Sen. Josh Hawley, R-Mo., is sponsoring a bill that would expand compensation and greatly widen the net. People who meet the criteria in all of Utah, plus Arizona, Colorado, Idaho, Montana, Nevada, New Mexico and Guam, would also qualify.

The bill already passed the Senate in a bipartisan vote, but without the support of Utah’s Mike Lee or Mitt Romney. Instead, they are supporting a separate bill that, according to The Hill, would simply extend the current RECA bill for another two years.

The Hill quoted Romney as saying Hawley’s bill would cost $50 billion, which is far more than a simple extension of the law.

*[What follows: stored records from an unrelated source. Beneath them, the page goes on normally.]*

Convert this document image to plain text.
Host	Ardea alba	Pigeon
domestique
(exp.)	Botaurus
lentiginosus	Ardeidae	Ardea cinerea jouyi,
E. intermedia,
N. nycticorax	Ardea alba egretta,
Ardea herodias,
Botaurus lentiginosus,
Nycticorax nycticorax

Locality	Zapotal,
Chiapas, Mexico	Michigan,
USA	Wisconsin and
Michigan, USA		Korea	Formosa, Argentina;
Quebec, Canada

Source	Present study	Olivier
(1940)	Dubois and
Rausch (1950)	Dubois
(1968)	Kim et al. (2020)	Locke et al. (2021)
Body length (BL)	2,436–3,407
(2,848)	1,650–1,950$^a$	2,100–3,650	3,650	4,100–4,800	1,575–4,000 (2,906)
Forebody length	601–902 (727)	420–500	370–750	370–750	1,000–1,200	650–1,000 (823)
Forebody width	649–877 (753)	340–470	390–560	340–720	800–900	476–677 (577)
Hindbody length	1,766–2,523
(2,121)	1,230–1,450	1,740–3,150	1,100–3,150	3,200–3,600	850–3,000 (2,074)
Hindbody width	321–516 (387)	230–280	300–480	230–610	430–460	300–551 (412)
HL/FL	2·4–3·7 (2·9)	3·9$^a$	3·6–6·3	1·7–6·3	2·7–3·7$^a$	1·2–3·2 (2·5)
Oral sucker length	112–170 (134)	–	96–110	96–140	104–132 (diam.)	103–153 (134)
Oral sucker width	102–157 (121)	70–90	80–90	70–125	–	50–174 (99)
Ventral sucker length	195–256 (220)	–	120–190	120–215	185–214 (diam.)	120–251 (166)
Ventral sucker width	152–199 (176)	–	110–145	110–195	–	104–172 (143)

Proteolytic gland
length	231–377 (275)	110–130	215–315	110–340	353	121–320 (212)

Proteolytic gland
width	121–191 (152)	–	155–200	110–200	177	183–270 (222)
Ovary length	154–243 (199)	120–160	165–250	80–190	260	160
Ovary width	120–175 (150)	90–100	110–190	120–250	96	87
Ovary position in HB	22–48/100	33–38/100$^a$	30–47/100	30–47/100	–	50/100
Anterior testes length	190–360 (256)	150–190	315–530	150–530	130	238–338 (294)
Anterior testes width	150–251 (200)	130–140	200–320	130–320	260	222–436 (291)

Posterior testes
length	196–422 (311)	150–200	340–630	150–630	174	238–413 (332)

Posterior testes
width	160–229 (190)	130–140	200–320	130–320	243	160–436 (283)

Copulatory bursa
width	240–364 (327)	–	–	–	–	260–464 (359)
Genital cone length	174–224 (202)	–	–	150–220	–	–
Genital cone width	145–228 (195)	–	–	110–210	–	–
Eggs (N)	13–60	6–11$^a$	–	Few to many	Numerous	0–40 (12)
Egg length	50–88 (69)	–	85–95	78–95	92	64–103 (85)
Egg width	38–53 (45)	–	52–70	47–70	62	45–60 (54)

On the other side, Utah Gov. Spencer Cox has come out in favor of the expanded bill. His office sent me a statement saying, “We support efforts to expand compensation for those affected by the nuclear testing that occurred throughout the West. It’s the right thing to do.”

Meanwhile, the evidence mounts. A study by several scientists last year concluded that fallout from the Trinity test alone reached 46 states, Mexico and Canada within 10 days. They also studied the effects of 93 aboveground tests conducted in Nevada and found evidence of radiation in all 48 contiguous states.

The New York Times said the researchers were helped by the release of data from Europe charting weather patterns up to 30,000 feet in elevation dating back to 1940.

Certainly, lines must be drawn somewhere. Also, cost should be a consideration, as should strict eligibility requirements. The government can’t simply write blank checks to anyone who makes a claim.

But that’s not likely to happen here. In fact, it has never been easy to prove a claim.

A federal report on compensation said the current law has dispersed $2.6 billion over 30 years to 40,258 people, or 75% of those who applied.

As author and activist Mary Dickson, herself a victim, told me, few victims remain alive, and still fewer realize they are eligible for compensation. It’s hard to prove you lived in the right place more than 60 years ago and had the right kind of cancer. She believes the $50 billion estimate is far too high.

She also told the Deseret News editorial board last year that recent lobbying visits to Washington have left her “shocked by how many of them (lawmakers) don’t even know our nuclear past.” Ignorance is spreading as the past fades.

And yet that past, important though it was for the defense of freedom, is not pretty. A nation should not be able to sicken and kill its own people without being held accountable.